As alluded to above, pharmacy profitability is being jeopardized by these rules. To reiterate, patient care and safety is the primary goal of our profession, however, pharmacies must be in business to achieve this. With third-party reimbursements going down and no relief from DIR fees yet, maintaining positive income is easier said than done.

For many pharmacies, filling as many prescriptions as possible is the business model. Processing high volumes of prescriptions in and of itself is not a bad thing, but missing or ignoring interaction alerts is.

Until cognitive services provided by pharmacists are reimbursed which is on the horizon with community pharmacy enhanced services networks and MTM platforms we will be tied to selling a commodity. Most pharmacists would love nothing more than to be able to have a detailed counseling session with each patient who needed one, but retail pharmacy is just not able to sustain that yet.

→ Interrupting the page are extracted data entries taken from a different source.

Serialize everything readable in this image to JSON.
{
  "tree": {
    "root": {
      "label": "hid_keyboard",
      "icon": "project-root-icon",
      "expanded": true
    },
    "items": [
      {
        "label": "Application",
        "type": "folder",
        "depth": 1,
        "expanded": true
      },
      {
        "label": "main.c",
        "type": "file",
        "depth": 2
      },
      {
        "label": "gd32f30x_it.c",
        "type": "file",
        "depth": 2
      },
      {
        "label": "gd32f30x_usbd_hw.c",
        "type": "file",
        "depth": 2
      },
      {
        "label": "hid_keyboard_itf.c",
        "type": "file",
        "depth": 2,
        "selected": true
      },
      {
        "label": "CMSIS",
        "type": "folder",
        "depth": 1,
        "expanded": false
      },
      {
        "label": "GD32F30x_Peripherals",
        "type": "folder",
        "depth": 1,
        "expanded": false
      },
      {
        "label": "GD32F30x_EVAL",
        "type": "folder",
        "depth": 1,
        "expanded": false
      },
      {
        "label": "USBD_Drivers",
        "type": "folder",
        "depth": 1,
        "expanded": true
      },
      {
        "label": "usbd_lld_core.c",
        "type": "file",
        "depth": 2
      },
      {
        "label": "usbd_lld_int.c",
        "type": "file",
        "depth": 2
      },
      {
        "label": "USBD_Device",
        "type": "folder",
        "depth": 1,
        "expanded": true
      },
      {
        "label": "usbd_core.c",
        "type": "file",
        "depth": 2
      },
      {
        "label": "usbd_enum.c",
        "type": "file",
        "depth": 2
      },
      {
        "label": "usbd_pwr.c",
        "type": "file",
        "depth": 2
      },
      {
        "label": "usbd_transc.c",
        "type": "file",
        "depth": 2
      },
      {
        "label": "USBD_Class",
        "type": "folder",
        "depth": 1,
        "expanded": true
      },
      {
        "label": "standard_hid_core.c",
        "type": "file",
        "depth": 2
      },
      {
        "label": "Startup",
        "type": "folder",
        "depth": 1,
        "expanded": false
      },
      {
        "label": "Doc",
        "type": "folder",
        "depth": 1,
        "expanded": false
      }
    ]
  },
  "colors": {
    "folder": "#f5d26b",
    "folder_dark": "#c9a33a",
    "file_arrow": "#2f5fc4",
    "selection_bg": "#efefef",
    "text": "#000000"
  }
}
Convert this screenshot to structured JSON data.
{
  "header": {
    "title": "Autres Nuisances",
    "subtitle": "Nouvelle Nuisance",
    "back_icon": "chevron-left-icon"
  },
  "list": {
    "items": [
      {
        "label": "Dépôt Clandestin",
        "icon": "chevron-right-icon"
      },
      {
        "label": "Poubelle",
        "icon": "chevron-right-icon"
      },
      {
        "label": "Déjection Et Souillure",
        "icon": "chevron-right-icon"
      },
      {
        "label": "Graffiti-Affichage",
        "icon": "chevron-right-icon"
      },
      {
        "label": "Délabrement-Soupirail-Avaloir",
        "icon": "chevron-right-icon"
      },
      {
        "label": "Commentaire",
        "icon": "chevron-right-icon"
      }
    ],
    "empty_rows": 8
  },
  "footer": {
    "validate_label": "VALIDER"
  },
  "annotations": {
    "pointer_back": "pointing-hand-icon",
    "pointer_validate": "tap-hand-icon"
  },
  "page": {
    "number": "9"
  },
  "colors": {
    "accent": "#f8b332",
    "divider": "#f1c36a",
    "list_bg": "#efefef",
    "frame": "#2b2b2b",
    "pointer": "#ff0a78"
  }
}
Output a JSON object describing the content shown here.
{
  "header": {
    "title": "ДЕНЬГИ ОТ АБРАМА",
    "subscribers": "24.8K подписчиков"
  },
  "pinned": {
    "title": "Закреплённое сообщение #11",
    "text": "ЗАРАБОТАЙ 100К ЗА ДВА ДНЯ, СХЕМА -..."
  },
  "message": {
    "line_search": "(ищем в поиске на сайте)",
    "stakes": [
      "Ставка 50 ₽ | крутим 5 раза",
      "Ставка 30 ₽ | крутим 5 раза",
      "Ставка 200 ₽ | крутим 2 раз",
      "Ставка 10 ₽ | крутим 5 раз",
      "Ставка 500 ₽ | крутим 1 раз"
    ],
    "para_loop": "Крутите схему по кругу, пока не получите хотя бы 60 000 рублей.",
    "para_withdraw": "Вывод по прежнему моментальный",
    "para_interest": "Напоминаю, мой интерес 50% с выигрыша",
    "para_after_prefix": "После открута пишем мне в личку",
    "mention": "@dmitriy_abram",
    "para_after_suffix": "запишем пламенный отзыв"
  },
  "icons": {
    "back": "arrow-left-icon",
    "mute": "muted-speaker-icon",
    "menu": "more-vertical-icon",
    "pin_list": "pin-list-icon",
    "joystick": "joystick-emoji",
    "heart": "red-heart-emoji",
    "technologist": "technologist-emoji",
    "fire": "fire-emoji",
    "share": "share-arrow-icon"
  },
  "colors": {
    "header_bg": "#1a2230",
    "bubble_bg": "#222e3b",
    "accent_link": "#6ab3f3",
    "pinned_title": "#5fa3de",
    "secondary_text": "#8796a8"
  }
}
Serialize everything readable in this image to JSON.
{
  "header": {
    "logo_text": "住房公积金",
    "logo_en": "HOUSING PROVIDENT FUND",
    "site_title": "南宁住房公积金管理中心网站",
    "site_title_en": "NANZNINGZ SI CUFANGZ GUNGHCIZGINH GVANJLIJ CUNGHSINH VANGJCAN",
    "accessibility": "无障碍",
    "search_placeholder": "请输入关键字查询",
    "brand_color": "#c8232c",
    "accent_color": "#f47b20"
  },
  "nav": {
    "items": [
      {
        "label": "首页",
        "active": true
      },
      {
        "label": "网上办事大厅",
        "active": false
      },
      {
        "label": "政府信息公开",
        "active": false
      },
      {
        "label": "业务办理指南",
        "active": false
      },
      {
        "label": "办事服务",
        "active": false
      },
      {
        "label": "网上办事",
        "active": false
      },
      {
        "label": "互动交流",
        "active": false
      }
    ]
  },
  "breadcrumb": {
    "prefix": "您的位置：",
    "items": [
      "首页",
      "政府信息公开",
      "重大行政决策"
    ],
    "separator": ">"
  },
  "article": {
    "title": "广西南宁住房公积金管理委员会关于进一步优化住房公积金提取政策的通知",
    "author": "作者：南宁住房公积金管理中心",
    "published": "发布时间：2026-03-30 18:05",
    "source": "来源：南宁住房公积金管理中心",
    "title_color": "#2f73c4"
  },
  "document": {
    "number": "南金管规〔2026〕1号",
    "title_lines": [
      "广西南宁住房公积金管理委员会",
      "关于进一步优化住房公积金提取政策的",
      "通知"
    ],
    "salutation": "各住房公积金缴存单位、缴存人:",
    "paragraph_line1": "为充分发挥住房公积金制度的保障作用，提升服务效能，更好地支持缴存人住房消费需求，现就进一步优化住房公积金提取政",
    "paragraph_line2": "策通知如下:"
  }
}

The pharmacy industry will certainly be monitoring how this ordinance is implemented and the downstream effects. Can pharmacies withstand the throttling of prescription dispensing? Will medication errors decrease?

This is a significant government intervention, so it will be interesting to see what impact it has on Chicago. Hopefully, it will strike a perfect balance between patient safety and pharmacy sustainability that can provide a model for the rest of the nation.